Review Reports - Fall Detection with CNN-Casual LSTM Network

Round 1

Reviewer 1 Report

The study presented a Casual-CNN with LSTM for elderly fall detection using the benchmark SisFall dataset. The proposed method sounds interesting, but the manuscript needs a major rewrite, especially in results and discussion.

The literature review lacks discussion of existing studies, there are instead some discussions focused on image processing, but not much with wearable sensors.
In data acquisition, it is ambiguous and confusing to state that data is obtained with MPU6050 whereas later stated that the study is actually using SisFall dataset. Do clarify.
Do provide citation(s) for "according to statistics, human falling time is generally less than 2s", also, clarify if there is any difference in falling for different age categories, e.g., elderly, teenager, etc.
The casual LSTM is not the original work by the authors, and thus detailed descriptions can be simplified, and only highlighted those importances for discussion.
The ablation experiments lack details, especially the specific implementation and setup, and how results are obtained.
There isn't any content on the discussion of the results and lacks comparisons with existing studies. Specifically, the comparison should be focusing not only on the algorithms but also should target the same elderly fall detection or other studies that used the same dataset in the experiments.
Related to the dataset, the dataset imbalance is significant where fall data only comprised approximately 27% of all the data. The studies should resolve this issue.
Conclusions stated that the detection methods are firstly evaluated, but difficult to identify in the manuscript. Lack of analysis of the deficiencies of existing fall detection methods.
The conclusion also needs a major rewrite which should not be duplicated with contents in the abstract and should summarize the work properly.
Suggest to include future work and limitations of the proposed method.
The paper should also highlight and specify the contributions.
Lastly, the English grammar needs major revision, there are many duplicate contents and the structure needs a major rewrite.

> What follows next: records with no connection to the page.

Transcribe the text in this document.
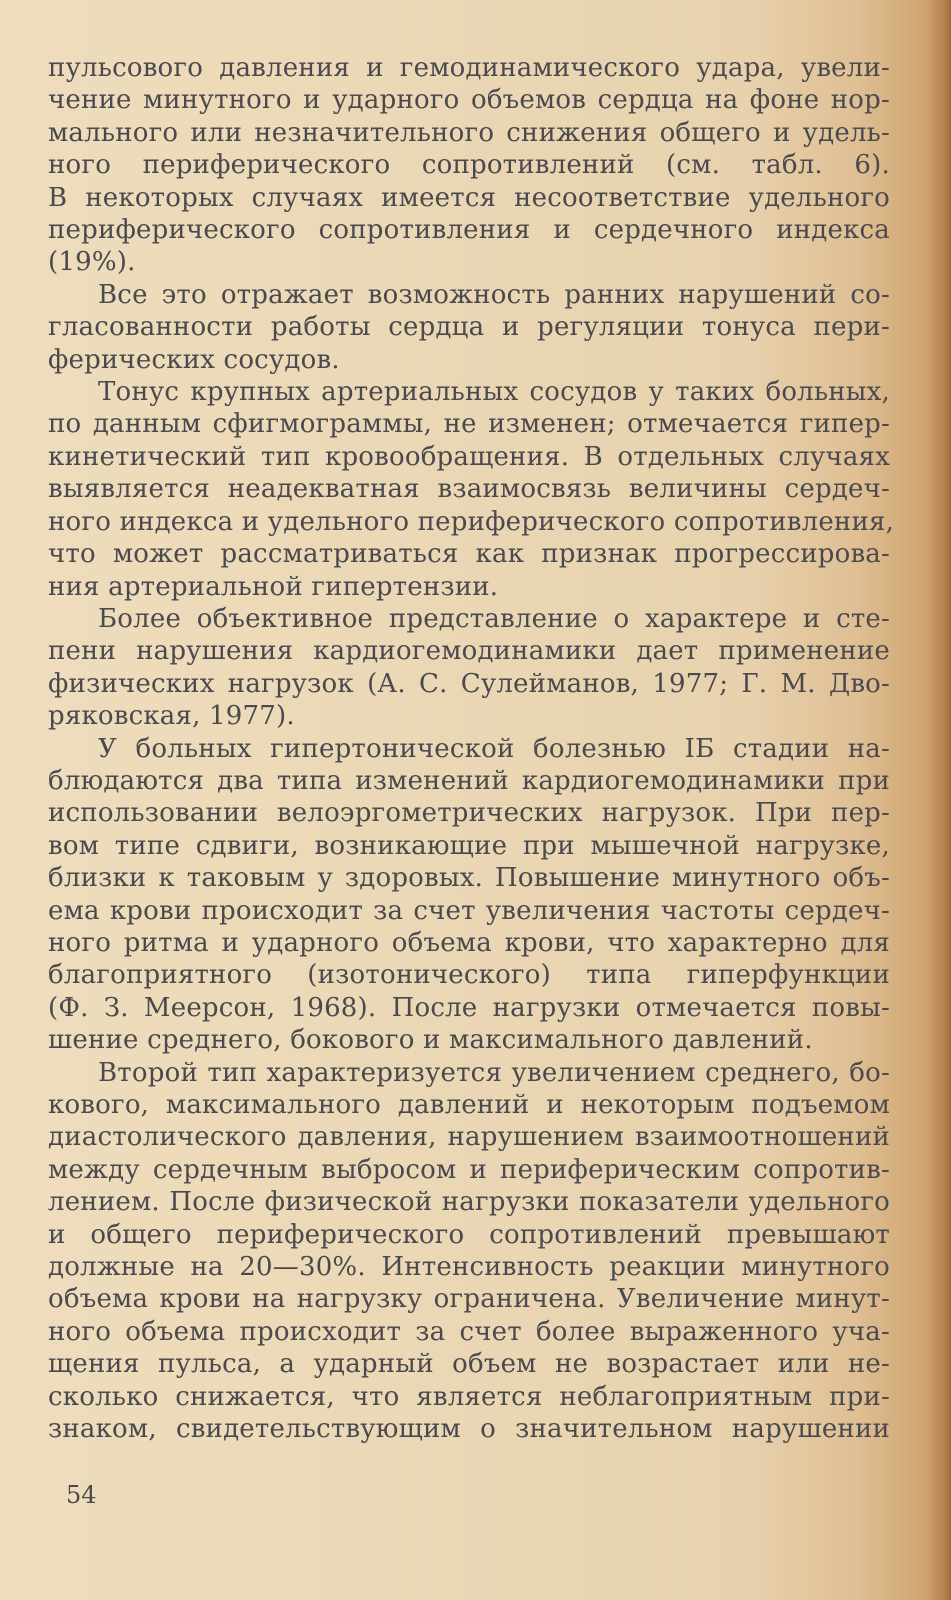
пульсового давления и гемодинамического удара, увели-
чение минутного и ударного объемов сердца на фоне нор-
мального или незначительного снижения общего и удель-
ного периферического сопротивлений (см. табл. 6).
В некоторых случаях имеется несоответствие удельного
периферического сопротивления и сердечного индекса
(19%).
Все это отражает возможность ранних нарушений со-
гласованности работы сердца и регуляции тонуса пери-
ферических сосудов.
Тонус крупных артериальных сосудов у таких больных,
по данным сфигмограммы, не изменен; отмечается гипер-
кинетический тип кровообращения. В отдельных случаях
выявляется неадекватная взаимосвязь величины сердеч-
ного индекса и удельного периферического сопротивления,
что может рассматриваться как признак прогрессирова-
ния артериальной гипертензии.
Более объективное представление о характере и сте-
пени нарушения кардиогемодинамики дает применение
физических нагрузок (А. С. Сулейманов, 1977; Г. М. Дво-
ряковская, 1977).
У больных гипертонической болезнью IБ стадии на-
блюдаются два типа изменений кардиогемодинамики при
использовании велоэргометрических нагрузок. При пер-
вом типе сдвиги, возникающие при мышечной нагрузке,
близки к таковым у здоровых. Повышение минутного объ-
ема крови происходит за счет увеличения частоты сердеч-
ного ритма и ударного объема крови, что характерно для
благоприятного (изотонического) типа гиперфункции
(Ф. З. Меерсон, 1968). После нагрузки отмечается повы-
шение среднего, бокового и максимального давлений.
Второй тип характеризуется увеличением среднего, бо-
кового, максимального давлений и некоторым подъемом
диастолического давления, нарушением взаимоотношений
между сердечным выбросом и периферическим сопротив-
лением. После физической нагрузки показатели удельного
и общего периферического сопротивлений превышают
должные на 20—30%. Интенсивность реакции минутного
объема крови на нагрузку ограничена. Увеличение минут-
ного объема происходит за счет более выраженного уча-
щения пульса, а ударный объем не возрастает или не-
сколько снижается, что является неблагоприятным при-
знаком, свидетельствующим о значительном нарушении
54
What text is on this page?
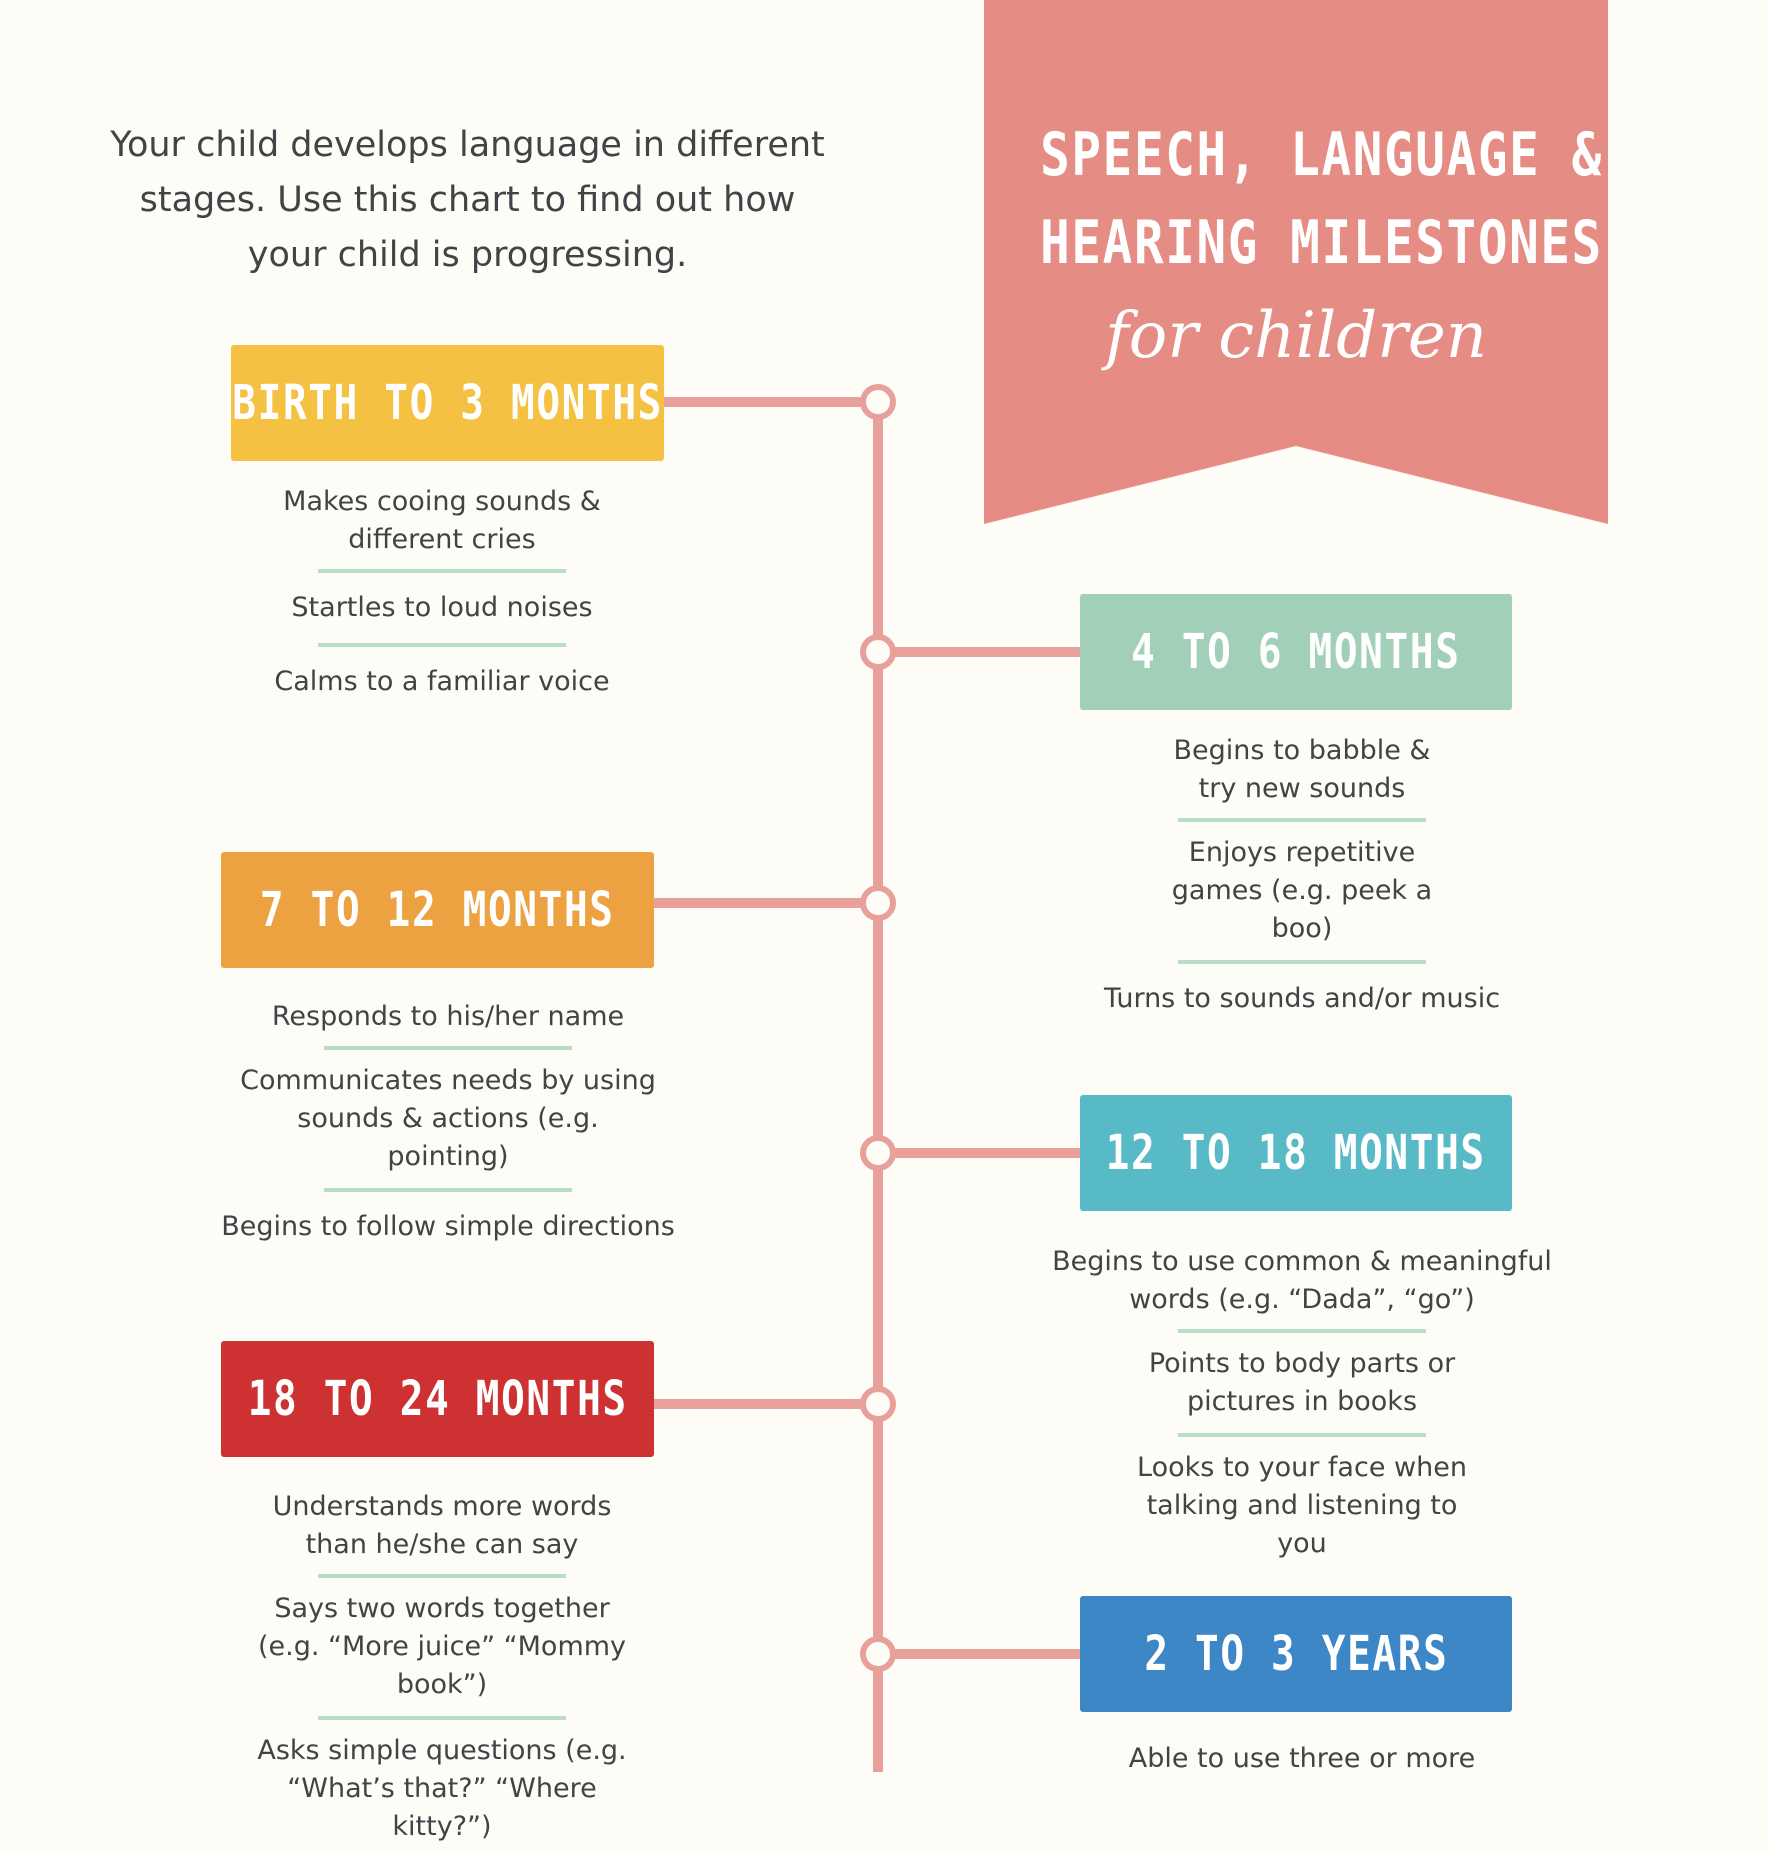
Your child develops language in different
stages. Use this chart to find out how
your child is progressing.
SPEECH, LANGUAGE &
HEARING MILESTONES
for children
BIRTH TO 3 MONTHS
Makes cooing sounds & different cries
Startles to loud noises
Calms to a familiar voice
4 TO 6 MONTHS
Begins to babble & try new sounds
Enjoys repetitive games (e.g. peek a boo)
Turns to sounds and/or music
7 TO 12 MONTHS
Responds to his/her name
Communicates needs by using sounds & actions (e.g. pointing)
Begins to follow simple directions
12 TO 18 MONTHS
Begins to use common & meaningful words (e.g. “Dada”, “go”)
Points to body parts or pictures in books
Looks to your face when talking and listening to you
18 TO 24 MONTHS
Understands more words than he/she can say
Says two words together (e.g. “More juice” “Mommy book”)
Asks simple questions (e.g. “What’s that?” “Where kitty?”)
2 TO 3 YEARS
Able to use three or more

If rejected, advise submitting to other more suitable journals.

Author Response

See attachments

Author Response File: Author Response.docx

Reviewer 2 Report

This paper present a fall detection methodology using a CNN-Casual LSTM network with three-axis acceleration and three-axis rotation angular velocity inputs. The algorithm was tested on the public dataset SisFall and the results were impressive (accuracy of 99.79%).

Here are some specific comments:

The references in the related work section could be improved. For instance, the vision based references [9-11] are very limited.
Wearable sensors are not always accepted by the elderly, need batteries and cannot always be worn (e.g. in the bath or shower). The authors should mention these drawbacks to be fair when comparing with vision and ambient sensors.
The 2-second pieces of data are not overlapping. This means that if a fall is occurring at the end of one piece and the beginning of the next piece it could be more difficult to detect (am I right?). So why not using overlapping pieces of data? To be discussed.
The mathematical notation in the paper is not always appropriate and consistent. For instance x is used in equation 1 and X is used in the text which could be confusing.
meter types => measurement types?
Why are you creating a 20 x 20 structure for 1D data? This creates a 2D structure from a 1D structure which is not natural and could influence the CNN. Moreover, is there any reason for not using 10 x 40 or 40 x 10 or 16 x 25 etc. instead? Please clarify this.
Equations (1)-(4) are poorly described, maybe you could use vector transpose to better describe the structure? I don't see clearly the difference between Equations (1)-(2) and (3)-(4) since the features are already arranged based on measurement types. In conclusion, Section 3.2 should be improved.
A figure of the whole network should be provided in section 3.3.
Causl => Causal
"the performance of Casual-LSTM has been greatly improved" I think that the word "greatly" is much too strong.
"the training process has large fluctuations, and the experimental results have underreported, which is absolutely not allowed." I am not sure to understand what you mean by "not allowed" and "underreported". You could maybe rewrite this sentence.
You should give more information and try to explain the 3 false positives i.e. why they were false positive? by looking at the input data.
"We select RNN and LSTM[31] and a convolutional neural network..." => "We selected RNN and LSTM[31] and a convolutional neural network"
Please check carefully the References sections. The references are not always well presented. E.g. characters [C]// appearing in some places, incomplete reference (e.g. [32]).

Author Response

Please see the attachment.

Author Response File: Author Response.docx

Reviewer 3 Report

The paper describes the approach for fall classification.

Paper is well-structured. The material is given in understandable form with good explanation.

The following suggestions are given:

1) Please check the formatting of the paper according to MDPI requirements.

2) Please add the aim of the paper and the main contribution

3) Evaluation metrics subsection (page 9) is well-known and can be removed.

4) Please improve the quality of Fig. 1

5) Please compare the accuracy of your approach with the existing one.

6) The conclusion section should be extended. The limitation of the work should be presented.

Author Response

Please see the attachment.

Author Response File: Author Response.docx

Round 2

Reviewer 3 Report

The authors took into account my comments. The results section looks good and with good explanation. I haven't additional propositions.